Vit Hidrosolubles: Complejo B y Vit C. Su absoción se produce gracias a un

mecanismo de cotransporte dependiente de NA en el intestino delgado. La
excepción es la B12 que requiere la prescencia de factor intrínseco. La B12 se
libera por acción de pepsina, se une a las proteínas R, las proteasas degradan
las proteínas R en el duodeno y la B12 se tranfiere al factor intrínseco, el
complejo formado es resistente a la dregadación de proteasas pancreáticas y
viaja al íleon.

Una consecuencia de la gastrectomía es la périda de la fuente del factor

intrínseco pudiendo desarrollarse anemia perniciosa. Se debe administrar
aprenteralmente B12, por vía oral no sera absorbida.

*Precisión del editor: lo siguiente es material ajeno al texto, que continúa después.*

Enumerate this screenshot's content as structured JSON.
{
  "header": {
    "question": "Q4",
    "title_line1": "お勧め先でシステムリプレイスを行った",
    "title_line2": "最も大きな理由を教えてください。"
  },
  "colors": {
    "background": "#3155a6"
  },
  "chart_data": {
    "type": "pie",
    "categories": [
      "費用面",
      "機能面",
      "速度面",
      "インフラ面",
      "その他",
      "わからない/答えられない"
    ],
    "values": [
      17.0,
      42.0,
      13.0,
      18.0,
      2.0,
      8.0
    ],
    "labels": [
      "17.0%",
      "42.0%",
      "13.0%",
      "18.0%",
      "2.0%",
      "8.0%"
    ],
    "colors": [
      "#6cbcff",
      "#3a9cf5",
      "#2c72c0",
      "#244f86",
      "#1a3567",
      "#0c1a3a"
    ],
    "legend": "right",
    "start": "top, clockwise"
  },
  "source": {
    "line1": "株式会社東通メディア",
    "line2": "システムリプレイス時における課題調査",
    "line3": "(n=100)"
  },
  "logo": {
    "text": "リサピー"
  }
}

Calcio: Se absorbe en el intestino delgado, depende de la presencia de la

forma activa de la Vit D, el 1,25-hidiroxicolecalciferol. La deficiencia de Vit D o
cuando no se puede convertir en su forma activa (como en la insuficiencia renal
cronica) causa una mala absorción de Ca. En los niños se manifiesta como
raquitismo y en adultos, osteomalacia.

Hierro: Se absorbe a traves de la membrana apical de las céls epiteliales

intestinales en forma de hierro libre o como hierror hemo. El hierro libre se une
a la apoferritina y es transportado a través de la membrana basolateral a la
sangre, ahí se une a una B-globulina denominada trans ferrina que la
transporta desde el intestino delgado hasta sus lugares de almacenamiento.